Correlation Between Rio Tinto and Alpha Lithium
Can any of the company-specific risk be diversified away by investing in both Rio Tinto and Alpha Lithium at the same time? Although using a correlation coefficient on its own may not help to predict future stock returns, this module helps to understand the diversifiable risk of combining Rio Tinto and Alpha Lithium into the same portfolio, which is an essential part of the fundamental portfolio management process.
By analyzing existing cross correlation between Rio Tinto ADR and Alpha Lithium Corp, you can compare the effects of market volatilities on Rio Tinto and Alpha Lithium and check how they will diversify away market risk if combined in the same portfolio for a given time horizon. You can also utilize pair trading strategies of matching a long position in Rio Tinto with a short position of Alpha Lithium. Check out your portfolio center. Please also check ongoing floating volatility patterns of Rio Tinto and Alpha Lithium.
Diversification Opportunities for Rio Tinto and Alpha Lithium
-0.76 | Correlation Coefficient |
Pay attention - limited upside
The 3 months correlation between Rio and Alpha is -0.76. Overlapping area represents the amount of risk that can be diversified away by holding Rio Tinto ADR and Alpha Lithium Corp in the same portfolio, assuming nothing else is changed. The correlation between historical prices or returns on Alpha Lithium Corp and Rio Tinto is a relative statistical measure of the degree to which these equity instruments tend to move together. The correlation coefficient measures the extent to which returns on Rio Tinto ADR are associated (or correlated) with Alpha Lithium. Values of the correlation coefficient range from -1 to +1, where. The correlation of zero (0) is possible when the price movement of Alpha Lithium Corp has no effect on the direction of Rio Tinto i.e., Rio Tinto and Alpha Lithium go up and down completely randomly.
Pair Corralation between Rio Tinto and Alpha Lithium
Considering the 90-day investment horizon Rio Tinto ADR is expected to under-perform the Alpha Lithium. But the stock apears to be less risky and, when comparing its historical volatility, Rio Tinto ADR is 2.03 times less risky than Alpha Lithium. The stock trades about -0.01 of its potential returns per unit of risk. The Alpha Lithium Corp is currently generating about 0.06 of returns per unit of risk over similar time horizon. If you would invest 88.00 in Alpha Lithium Corp on October 11, 2024 and sell it today you would earn a total of 19.00 from holding Alpha Lithium Corp or generate 21.59% return on investment over 90 days.

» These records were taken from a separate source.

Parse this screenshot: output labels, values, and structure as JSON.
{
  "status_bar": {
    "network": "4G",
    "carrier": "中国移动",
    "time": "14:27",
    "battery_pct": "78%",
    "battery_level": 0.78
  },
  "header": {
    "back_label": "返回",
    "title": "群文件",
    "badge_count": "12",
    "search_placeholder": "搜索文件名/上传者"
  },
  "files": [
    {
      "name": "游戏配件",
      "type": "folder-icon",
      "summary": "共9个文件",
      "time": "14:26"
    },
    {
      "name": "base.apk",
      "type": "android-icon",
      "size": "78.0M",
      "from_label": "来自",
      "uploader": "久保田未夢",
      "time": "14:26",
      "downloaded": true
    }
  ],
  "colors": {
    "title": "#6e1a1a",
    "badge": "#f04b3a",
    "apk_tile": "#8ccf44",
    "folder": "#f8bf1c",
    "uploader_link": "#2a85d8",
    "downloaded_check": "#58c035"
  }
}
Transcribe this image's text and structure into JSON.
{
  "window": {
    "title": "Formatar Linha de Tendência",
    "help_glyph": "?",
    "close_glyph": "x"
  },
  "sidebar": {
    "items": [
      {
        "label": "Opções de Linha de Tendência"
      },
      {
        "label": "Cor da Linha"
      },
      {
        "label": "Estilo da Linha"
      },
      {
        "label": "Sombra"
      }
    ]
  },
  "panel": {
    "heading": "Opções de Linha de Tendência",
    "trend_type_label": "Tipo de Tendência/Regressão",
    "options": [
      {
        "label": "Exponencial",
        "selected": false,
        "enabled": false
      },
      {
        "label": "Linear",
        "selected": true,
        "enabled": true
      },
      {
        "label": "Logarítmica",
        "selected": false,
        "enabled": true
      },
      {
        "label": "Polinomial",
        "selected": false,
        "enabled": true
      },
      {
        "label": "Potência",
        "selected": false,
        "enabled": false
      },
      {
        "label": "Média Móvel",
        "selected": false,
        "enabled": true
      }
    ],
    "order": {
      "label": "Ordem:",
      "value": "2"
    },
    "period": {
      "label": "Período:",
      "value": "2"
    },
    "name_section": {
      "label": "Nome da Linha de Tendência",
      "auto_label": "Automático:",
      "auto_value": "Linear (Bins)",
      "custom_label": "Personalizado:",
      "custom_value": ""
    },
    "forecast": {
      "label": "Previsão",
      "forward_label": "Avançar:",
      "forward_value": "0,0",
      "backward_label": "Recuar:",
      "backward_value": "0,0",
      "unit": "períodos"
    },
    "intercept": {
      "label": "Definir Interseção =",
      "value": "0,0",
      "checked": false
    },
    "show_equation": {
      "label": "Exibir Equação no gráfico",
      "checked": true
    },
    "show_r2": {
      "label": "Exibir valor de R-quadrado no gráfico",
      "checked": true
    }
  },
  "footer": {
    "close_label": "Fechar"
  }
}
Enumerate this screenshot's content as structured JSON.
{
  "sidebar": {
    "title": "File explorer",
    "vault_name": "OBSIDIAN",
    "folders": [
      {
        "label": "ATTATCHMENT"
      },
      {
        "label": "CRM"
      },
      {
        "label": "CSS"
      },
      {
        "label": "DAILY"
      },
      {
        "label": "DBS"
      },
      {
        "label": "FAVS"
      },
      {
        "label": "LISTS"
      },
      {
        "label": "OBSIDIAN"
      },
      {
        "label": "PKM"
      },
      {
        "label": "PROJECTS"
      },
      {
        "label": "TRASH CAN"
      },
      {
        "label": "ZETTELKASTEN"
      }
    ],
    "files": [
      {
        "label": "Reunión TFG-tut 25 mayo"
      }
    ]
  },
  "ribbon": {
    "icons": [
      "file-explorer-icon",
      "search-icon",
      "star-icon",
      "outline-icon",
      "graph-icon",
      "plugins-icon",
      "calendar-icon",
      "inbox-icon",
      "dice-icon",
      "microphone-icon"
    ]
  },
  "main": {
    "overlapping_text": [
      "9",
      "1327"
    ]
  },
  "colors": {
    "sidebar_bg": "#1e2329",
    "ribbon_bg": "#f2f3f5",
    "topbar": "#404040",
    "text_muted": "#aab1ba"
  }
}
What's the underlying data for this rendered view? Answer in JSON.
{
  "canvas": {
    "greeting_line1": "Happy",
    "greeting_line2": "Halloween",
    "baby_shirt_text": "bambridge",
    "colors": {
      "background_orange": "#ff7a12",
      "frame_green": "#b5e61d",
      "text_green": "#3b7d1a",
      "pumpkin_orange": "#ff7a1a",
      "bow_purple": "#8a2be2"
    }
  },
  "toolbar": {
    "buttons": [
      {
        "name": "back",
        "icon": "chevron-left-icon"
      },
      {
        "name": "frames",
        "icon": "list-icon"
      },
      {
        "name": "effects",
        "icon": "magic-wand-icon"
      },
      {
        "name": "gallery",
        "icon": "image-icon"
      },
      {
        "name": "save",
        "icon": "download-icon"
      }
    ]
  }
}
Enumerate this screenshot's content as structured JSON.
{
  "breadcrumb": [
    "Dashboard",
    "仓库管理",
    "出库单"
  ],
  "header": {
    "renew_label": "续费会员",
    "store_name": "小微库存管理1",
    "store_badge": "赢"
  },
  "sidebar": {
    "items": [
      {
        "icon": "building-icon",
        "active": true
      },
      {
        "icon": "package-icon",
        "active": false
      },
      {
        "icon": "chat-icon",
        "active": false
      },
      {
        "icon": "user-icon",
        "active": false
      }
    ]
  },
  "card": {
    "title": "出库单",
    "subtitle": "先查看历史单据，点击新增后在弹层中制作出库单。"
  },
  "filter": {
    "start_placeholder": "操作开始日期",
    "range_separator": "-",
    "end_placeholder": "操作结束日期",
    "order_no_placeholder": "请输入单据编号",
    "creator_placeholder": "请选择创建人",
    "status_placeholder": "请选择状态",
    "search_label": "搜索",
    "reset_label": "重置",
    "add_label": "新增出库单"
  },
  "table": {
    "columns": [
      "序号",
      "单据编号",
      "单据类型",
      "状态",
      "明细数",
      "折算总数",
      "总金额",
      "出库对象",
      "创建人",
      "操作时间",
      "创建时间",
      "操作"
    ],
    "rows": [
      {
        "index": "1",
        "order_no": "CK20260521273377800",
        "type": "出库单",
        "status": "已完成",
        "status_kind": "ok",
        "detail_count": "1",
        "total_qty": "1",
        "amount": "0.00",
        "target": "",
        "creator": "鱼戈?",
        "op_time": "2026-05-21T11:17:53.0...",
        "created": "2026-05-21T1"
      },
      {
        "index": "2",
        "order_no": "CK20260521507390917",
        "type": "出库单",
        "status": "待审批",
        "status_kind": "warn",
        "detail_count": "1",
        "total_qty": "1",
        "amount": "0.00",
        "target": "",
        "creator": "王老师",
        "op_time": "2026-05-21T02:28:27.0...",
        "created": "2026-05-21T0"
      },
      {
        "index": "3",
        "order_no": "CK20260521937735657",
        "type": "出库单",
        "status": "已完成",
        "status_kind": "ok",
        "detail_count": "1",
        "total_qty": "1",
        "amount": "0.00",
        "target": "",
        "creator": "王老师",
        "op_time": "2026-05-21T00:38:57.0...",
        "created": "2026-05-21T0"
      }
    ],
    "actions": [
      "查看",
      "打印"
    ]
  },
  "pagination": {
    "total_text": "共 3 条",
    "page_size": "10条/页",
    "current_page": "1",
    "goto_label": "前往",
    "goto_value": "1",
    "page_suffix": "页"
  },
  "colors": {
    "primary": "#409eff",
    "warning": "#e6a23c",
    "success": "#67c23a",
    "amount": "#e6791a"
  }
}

Time Period | 3 Months [change] |
Direction | Moves Against |
Strength | Weak |
Accuracy | 25.86% |
Values | Daily Returns |
Rio Tinto ADR vs. Alpha Lithium Corp
Performance |
Timeline |
Rio Tinto ADR |
Alpha Lithium Corp |
Risk-Adjusted Performance
0 of 100
Weak | Strong |
Very Weak
Rio Tinto and Alpha Lithium Volatility Contrast
Predicted Return Density |
Returns |
Pair Trading with Rio Tinto and Alpha Lithium
The main advantage of trading using opposite Rio Tinto and Alpha Lithium positions is that it hedges away some unsystematic risk. Because of two separate transactions, even if Rio Tinto position performs unexpectedly, Alpha Lithium can make up some of the losses. Pair trading also minimizes risk from directional movements in the market. For example, if an entire industry or sector drops because of unexpected headlines, the short position in Alpha Lithium will offset losses from the drop in Alpha Lithium's long position.Rio Tinto vs. Vale SA ADR | Rio Tinto vs. Teck Resources Ltd | Rio Tinto vs. MP Materials Corp | Rio Tinto vs. Lithium Americas Corp |
Alpha Lithium vs. United Lithium Corp | Alpha Lithium vs. Alpha Copper Corp | Alpha Lithium vs. REDFLEX HOLDINGS LTD | Alpha Lithium vs. Global Helium Corp |
Check out your portfolio center.Note that this page's information should be used as a complementary analysis to find the right mix of equity instruments to add to your existing portfolios or create a brand new portfolio. You can also try the Sectors module to list of equity sectors categorizing publicly traded companies based on their primary business activities.